Wheeler's stop-start-stop day
Hard workers of the day
There are many grounds around the world where this match would have been called off hours before the start given the amount of rain that fell over the preceding 36 hours. But a combination of the ground's superb drainage and the efforts of the groundstaff, who were working from early morning to get the surface ready, meant the game started on time. Eden Park has its oddities as a cricket ground, but earned its corn to beat the deluge.
Save of the day
Ben Wheeler's day did not quite go to plan, although many a bowler has been unpicked by Hashim Amla, but he did play a key part in the first wicket New Zealand.

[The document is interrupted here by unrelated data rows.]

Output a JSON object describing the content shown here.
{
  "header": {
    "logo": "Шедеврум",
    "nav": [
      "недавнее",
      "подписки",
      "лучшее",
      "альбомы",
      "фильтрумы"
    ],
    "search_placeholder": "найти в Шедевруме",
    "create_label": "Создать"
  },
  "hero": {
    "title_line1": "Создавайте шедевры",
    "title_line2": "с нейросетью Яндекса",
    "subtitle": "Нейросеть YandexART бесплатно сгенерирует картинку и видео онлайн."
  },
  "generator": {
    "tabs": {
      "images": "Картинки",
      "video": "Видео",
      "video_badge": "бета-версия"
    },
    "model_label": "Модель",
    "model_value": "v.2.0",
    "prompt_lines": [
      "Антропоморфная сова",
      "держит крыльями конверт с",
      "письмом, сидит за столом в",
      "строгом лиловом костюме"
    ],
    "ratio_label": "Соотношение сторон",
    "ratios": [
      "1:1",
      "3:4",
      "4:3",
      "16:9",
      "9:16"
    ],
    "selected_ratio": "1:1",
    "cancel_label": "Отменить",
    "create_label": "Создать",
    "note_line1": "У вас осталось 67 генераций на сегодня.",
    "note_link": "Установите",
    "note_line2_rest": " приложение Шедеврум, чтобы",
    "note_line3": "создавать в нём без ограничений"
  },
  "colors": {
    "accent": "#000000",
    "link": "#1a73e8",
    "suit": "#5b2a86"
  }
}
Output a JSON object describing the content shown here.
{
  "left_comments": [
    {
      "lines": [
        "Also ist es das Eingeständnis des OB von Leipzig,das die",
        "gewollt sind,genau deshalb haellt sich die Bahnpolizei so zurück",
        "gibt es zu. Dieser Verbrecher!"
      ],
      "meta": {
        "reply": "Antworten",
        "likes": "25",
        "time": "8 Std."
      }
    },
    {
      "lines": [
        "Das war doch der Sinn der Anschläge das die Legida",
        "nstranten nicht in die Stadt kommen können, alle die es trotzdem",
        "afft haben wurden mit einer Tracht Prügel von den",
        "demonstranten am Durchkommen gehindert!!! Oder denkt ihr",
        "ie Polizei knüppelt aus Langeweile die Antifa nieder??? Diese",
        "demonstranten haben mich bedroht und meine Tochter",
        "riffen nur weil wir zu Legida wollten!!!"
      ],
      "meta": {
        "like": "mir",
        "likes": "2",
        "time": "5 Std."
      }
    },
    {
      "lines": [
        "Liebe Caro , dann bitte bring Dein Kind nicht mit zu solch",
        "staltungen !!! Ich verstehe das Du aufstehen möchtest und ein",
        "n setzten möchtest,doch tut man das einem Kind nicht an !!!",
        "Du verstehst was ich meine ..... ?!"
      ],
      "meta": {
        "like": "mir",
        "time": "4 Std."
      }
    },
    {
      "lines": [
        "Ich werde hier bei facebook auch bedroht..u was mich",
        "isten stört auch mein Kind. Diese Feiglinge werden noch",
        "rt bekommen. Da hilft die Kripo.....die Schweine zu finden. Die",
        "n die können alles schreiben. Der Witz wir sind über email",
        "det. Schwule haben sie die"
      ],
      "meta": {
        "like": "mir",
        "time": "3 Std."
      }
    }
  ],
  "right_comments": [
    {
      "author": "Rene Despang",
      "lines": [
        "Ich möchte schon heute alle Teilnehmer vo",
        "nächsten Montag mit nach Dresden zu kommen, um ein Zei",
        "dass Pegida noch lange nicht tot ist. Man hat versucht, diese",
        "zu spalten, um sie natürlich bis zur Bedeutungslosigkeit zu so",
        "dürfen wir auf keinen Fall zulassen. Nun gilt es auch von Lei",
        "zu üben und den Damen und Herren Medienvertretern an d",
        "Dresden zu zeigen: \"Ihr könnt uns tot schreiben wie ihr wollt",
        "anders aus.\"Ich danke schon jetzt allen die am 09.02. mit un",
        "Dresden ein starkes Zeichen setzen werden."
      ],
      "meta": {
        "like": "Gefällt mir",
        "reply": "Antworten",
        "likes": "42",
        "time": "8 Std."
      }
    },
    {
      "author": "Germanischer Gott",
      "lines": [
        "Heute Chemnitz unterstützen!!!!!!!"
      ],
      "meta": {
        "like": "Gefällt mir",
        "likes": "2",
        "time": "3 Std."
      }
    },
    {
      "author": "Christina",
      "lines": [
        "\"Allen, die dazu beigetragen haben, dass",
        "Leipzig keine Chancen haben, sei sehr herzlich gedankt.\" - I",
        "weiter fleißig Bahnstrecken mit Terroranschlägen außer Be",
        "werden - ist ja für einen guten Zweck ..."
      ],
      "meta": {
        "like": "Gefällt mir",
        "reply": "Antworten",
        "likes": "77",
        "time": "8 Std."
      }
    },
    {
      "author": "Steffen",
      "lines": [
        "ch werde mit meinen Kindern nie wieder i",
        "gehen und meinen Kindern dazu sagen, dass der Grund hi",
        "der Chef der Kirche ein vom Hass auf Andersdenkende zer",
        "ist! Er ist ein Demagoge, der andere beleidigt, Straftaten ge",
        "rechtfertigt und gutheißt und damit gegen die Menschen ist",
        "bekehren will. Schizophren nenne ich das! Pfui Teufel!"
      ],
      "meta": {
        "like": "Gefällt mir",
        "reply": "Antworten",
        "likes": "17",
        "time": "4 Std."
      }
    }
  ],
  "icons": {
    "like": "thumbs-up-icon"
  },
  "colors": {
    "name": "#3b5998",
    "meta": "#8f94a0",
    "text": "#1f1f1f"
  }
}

Amla edged through slip and Wheeler, at third man, managed to make a one-handed diving save around the rope which meant it was only a single. Next ball, Quinton de Kock got underneath a short delivery from Trent Boult and picked out Mitchell Santner on the deep square-leg boundary.
Small revenge of the day
Wheeler's day with the ball did have one bright spot, though, when he returned and ended Amla's stylish 62 with probably the ugliest shot he had played all innings. Moving to leg, Amla hoisted high into the leg side where Tom Bruce steadied himself under the chance. However, conceding two sixes in his final over made it an expensive effort overall as he went for 49.
Record of the day
Boult was far above the rest of the New Zealand bowlers - in record-setting style. His four overs, spread over three spells, went for just eight runs which made it the most economical figures by a New Zealand pace bowler in T20Is. The overall record is held by Daniel Vettori's 4-1-6-3 against Bangladesh in 2013, but Boult has slotted in ahead of Ian Butler, the previous best by a quick, who had 4-0-9-2 against England at Hamilton in 2013.
Step-up of the day
Glenn Phillips' call-up had created much interest when the 20-year-old was promoted to the New Zealand side after a stellar Super Smash (and before he'd played a first-class match). It was an understandably nervy start for him. Everything came a little faster than in the domestic T20 competition. He played out four dot balls before scampering a single to mid-off to get off the mark, but with 5 off 10 to his name, had a swing at Chris Morris and inside-edged to the keeper.